Life is a culmination of the past, an awareness of the present, an indication of a future beyond knowledge, the quality that gives a touch of divinity to matter.

– Charles Lindbergh

Ten Bulls Of Zen

There is an ancient story, the famous Zen story, The Ten Bulls of Zen. It is a pictorial story with ten picture cards, each card containing a phase of man and his evolution. The original pack consisted of only nine cards; the tenth was added by a madman like me. Everybody opposed him, everybody denounced him. He had to leave his country. He added the tenth picture, and the tenth picture is the most beautiful, the very culmination, the culmination of culmination itself.

In the first picture the bull is lost and the owner is searching for it.

In the second, he is looking everywhere and he cannot find it.

In the third, far, far away he can infer: “Perhaps that is my bull.”
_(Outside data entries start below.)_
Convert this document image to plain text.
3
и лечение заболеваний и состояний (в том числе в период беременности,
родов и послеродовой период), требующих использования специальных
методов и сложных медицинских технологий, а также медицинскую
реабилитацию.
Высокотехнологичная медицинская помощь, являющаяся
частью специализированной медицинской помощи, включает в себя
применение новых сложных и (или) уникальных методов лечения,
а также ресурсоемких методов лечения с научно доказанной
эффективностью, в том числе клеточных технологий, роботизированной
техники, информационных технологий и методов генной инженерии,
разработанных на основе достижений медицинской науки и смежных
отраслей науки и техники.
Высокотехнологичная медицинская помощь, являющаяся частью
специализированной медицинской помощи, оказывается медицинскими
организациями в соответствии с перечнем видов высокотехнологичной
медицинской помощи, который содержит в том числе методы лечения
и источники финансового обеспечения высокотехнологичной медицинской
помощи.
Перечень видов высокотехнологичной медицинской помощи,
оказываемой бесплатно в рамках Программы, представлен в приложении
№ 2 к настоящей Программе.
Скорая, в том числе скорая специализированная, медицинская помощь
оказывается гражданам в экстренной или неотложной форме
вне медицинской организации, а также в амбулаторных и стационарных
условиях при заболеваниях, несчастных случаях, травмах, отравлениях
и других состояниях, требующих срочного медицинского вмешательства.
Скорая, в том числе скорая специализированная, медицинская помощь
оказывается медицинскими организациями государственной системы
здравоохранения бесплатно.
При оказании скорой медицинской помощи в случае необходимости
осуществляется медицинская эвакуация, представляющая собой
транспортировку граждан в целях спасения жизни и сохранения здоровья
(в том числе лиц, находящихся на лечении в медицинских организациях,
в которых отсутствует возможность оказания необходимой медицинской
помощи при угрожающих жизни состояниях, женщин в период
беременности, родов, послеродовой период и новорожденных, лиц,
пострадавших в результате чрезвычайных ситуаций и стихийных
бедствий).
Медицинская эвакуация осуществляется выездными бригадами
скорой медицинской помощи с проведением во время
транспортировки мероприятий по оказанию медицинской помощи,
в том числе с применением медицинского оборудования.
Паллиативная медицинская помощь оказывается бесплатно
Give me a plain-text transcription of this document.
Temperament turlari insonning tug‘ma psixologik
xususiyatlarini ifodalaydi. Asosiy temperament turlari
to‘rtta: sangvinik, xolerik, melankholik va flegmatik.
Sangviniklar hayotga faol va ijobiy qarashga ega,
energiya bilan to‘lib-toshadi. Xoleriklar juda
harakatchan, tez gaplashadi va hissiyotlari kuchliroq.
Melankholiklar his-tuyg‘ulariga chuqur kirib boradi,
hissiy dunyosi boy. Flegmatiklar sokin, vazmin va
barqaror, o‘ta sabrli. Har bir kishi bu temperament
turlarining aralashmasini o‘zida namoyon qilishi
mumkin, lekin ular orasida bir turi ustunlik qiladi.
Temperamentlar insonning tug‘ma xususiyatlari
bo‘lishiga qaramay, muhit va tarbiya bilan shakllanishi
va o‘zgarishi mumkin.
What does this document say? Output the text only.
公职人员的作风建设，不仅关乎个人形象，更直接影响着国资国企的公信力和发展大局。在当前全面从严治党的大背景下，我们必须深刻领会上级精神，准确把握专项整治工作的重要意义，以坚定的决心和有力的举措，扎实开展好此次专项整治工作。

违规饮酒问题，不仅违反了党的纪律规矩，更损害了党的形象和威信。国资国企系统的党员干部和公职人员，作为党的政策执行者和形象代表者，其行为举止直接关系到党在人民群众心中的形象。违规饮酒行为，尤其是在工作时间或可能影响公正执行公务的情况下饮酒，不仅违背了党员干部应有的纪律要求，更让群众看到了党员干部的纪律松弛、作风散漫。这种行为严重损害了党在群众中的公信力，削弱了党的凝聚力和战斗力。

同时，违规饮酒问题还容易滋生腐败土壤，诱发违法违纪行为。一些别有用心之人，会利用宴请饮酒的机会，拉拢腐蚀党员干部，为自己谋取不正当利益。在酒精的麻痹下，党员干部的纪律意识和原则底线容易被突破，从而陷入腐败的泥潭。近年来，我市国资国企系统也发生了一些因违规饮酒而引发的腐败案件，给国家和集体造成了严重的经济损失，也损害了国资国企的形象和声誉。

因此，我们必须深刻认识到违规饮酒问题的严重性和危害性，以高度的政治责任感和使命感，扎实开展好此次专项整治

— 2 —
In the fourth he has actually seen the bull — not the whole bull but just its tail.

In the fifth he has seen the whole bull.

In the sixth he has caught hold of the bull by its tail.

In the seventh the man has learned a lesson; he is holding the bull by the horns.

In the eighth he is riding on the bull.

In the ninth they have arrived home. The ninth has no picture, neither the bull nor its owner. That was the old pack. A madman like me added the tenth to those nine cards.

In the tenth the man is seen in the marketplace – not only seen but with a bottle of wine. Now, no Buddhist can forgive it! Nobody thinking himself religious can forgive it!

That madman was thrown out of his country, but miraculously the tenth card has remained. Whatsoever is done by men like me… you may throw them out, you may kill them, you may crucify them, but what they do remains. You cannot destroy it. The man — nobody even knows his name, they even erased his name from the books; nobody knows who he was, but he has done a tremendous service to humanity.

Well, I believe life is a Zen koan, that is, an unsolvable riddle. But the contemplation of that riddle – even though it cannot be solved – is, in itself, transformative. And if the contemplation is of high enough quality, you can merge with the divine.